23- ‘Hak şerleri hayreyler?’ Otuz iki yaşındaydım. Sene 1989. Bir gün Beşiktaş Pazarı’ndaydım. Yürüyordum. Bir müzik duydum: ‘Hak şerleri hayreyler / Zannetme ki gayr eyler.’ Böyle başlayan bir ilahi duydum. Ondan önce arabesk dinlerdim, Orhan Gencebay’ı, Ferdi Tayfur’u çok severdim. İşte Rock, yabancı müzik, Beatles filan dinlerdim. ‘Hak şerleri hayreyler’ dizeleri beni kalbimden vurdu.
24- Güldeste? Girdim plakçıya, ‘bu ne?’ dedim. Çıkardı verdi: ‘Ahmet Özhan, Güldeste.’ Aylarca arkalı önlü dinledim bunu. Bu kaset bendeki ruhî arayışın ve dönüşümün ateşleyicisi oldu.
25 - Sinema? Benim için sinema paylaşmak, dertleşmek, muhabbet etmek demektir. Ve buna vesile olan sanat dalı.
26- Senaryo? Zevk demek, aşk demek.
27- Dizi senaryosu? Ömür törpüsü demek. İnsanlara tebessüm ettirecek bir şey yapmak ancak bu kadar stresli olabilir.
28- Mizah? Tebessüm demek, hayatım demek. İnsanla bir buluşma noktası demek. Ve tabii ki mesleğim demek.
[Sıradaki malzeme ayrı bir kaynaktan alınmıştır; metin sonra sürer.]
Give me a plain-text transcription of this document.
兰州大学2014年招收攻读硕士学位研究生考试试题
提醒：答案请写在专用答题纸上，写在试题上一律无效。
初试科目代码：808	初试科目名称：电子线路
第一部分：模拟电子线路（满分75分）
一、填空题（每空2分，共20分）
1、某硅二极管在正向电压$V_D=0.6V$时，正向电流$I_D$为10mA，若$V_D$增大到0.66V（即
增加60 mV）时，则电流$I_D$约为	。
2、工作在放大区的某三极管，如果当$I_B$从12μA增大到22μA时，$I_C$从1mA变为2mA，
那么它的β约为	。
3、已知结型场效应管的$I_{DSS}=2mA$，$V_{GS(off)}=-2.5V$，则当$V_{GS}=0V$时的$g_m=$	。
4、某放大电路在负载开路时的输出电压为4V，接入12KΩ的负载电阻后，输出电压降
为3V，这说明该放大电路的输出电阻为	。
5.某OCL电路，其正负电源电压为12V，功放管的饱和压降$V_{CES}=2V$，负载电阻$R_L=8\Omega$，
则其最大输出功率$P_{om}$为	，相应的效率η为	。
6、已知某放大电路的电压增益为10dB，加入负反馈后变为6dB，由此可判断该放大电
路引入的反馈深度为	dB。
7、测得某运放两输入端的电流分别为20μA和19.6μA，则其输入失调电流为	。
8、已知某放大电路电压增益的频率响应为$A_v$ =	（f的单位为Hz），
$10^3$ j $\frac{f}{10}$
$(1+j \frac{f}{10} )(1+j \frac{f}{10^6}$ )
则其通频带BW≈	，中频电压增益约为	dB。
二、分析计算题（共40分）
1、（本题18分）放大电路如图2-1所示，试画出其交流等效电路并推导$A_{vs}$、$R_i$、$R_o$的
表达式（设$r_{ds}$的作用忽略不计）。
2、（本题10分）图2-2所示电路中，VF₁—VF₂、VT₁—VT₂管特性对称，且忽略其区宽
29- ‘Ekmek Teknesi?’ Hem benim için hem de yeni işe başlayan bir grup arkadaşımız için ‘ekmek teknesi’ oldu. Rahmetli Ömer Lütfi Mete ile bir işimiz vardı. Bana ‘Hasan dur, benim bir Osman’a (Sınav) uğramam lâzım dedi. Beraber odasına girdik. Osman Hoca ‘Ooo Hasan Ağbi, aylardır seni arıyordum’ dedi. Ufaktan bir projeden bahsetti. Böyle böyle. Bir fırıncıyla beş kızından bahsedince ‘güzel projeymiş. Desene bunun adı ‘ekmek teknesi’ olacak’ dedim. Proje yürüdü gitti.
30- ‘Heredot Cevdet?’ Sinemadaki ilk aşkım.
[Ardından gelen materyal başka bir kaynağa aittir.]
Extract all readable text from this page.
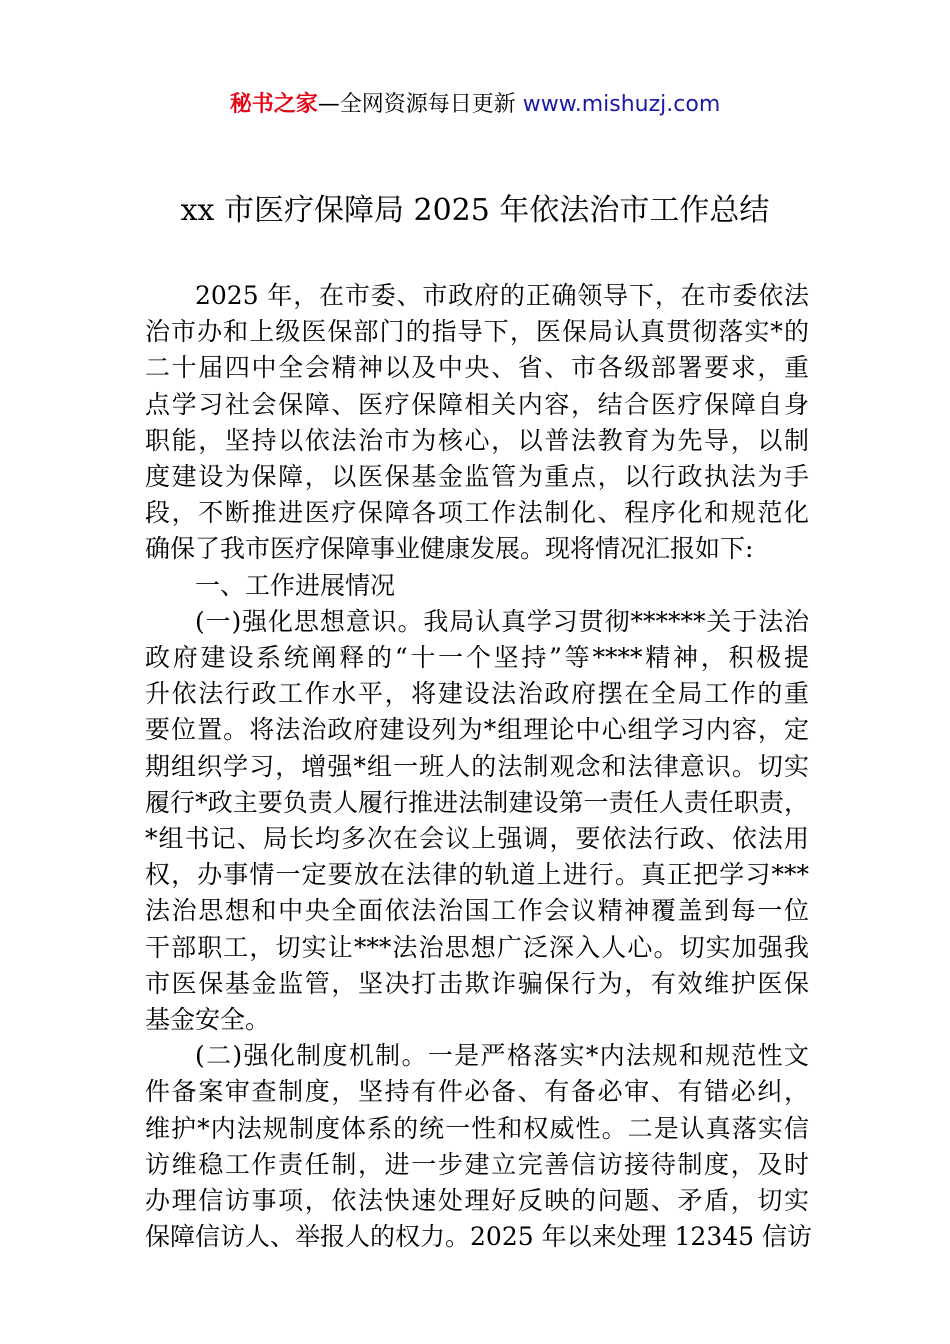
秘书之家—全网资源每日更新 www.mishuzj.com
xx 市医疗保障局 2025 年依法治市工作总结
2025 年，在市委、市政府的正确领导下，在市委依法
治市办和上级医保部门的指导下，医保局认真贯彻落实*的
二十届四中全会精神以及中央、省、市各级部署要求，重
点学习社会保障、医疗保障相关内容，结合医疗保障自身
职能，坚持以依法治市为核心，以普法教育为先导，以制
度建设为保障，以医保基金监管为重点，以行政执法为手
段，不断推进医疗保障各项工作法制化、程序化和规范化
确保了我市医疗保障事业健康发展。现将情况汇报如下:
一、工作进展情况
(一)强化思想意识。我局认真学习贯彻******关于法治
政府建设系统阐释的“十一个坚持”等****精神，积极提
升依法行政工作水平，将建设法治政府摆在全局工作的重
要位置。将法治政府建设列为*组理论中心组学习内容，定
期组织学习，增强*组一班人的法制观念和法律意识。切实
履行*政主要负责人履行推进法制建设第一责任人责任职责，
*组书记、局长均多次在会议上强调，要依法行政、依法用
权，办事情一定要放在法律的轨道上进行。真正把学习***
法治思想和中央全面依法治国工作会议精神覆盖到每一位
干部职工，切实让***法治思想广泛深入人心。切实加强我
市医保基金监管，坚决打击欺诈骗保行为，有效维护医保
基金安全。
(二)强化制度机制。一是严格落实*内法规和规范性文
件备案审查制度，坚持有件必备、有备必审、有错必纠，
维护*内法规制度体系的统一性和权威性。二是认真落实信
访维稳工作责任制，进一步建立完善信访接待制度，及时
办理信访事项，依法快速处理好反映的问题、矛盾，切实
保障信访人、举报人的权力。2025 年以来处理 12345 信访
31- Osman Sınav? Hayatımın değişmesine vesile olan, sinemayla tanışmamın ve bunu meslek edinmemin başrolündeki isim. Bir manada velinimetimdir.
32- Yalaza? Yaşayan bir mizah. Yaşayan bir kültür. ‘Vay be, böyle şeyler hâlâ var mıydı?’ dedirten bir güzellik unsuru.
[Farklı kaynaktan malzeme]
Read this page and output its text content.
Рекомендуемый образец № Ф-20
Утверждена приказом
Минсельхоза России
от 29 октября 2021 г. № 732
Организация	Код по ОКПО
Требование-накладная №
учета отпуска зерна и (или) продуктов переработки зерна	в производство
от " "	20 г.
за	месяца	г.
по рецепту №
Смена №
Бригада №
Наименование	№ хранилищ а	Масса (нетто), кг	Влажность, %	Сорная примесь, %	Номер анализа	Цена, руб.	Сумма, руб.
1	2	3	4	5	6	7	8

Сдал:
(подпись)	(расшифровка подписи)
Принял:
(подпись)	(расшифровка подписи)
33- Yalaza Dizisi? Senaryosunu benimle birlikte genç bir ekibin, Sadettin Tolan, Ali Uğur Kaçan, Feraye Şahin ve rahmetli Ömer Lütfi Mete’nin yeğeni Selma Hacıosmanoğlu’nun yazdığı, TRT-1’de üç aydır yayımlanan bir güzel dizi. Osman Hoca (Sınav) ile birlikte ‘hayatımızın dizisi’ diye yola çıktığımız bir proje. İkimizin de âşık olduğumuz bir proje.
34- Taraklı? Samimiyet, muhabbet, maneviyat ve buram buram kokan bir tarih.
35- Hasan Kaçan? Kendimizi bilmeye çalışıyoruz. Ama doğrusunu Allah bilir.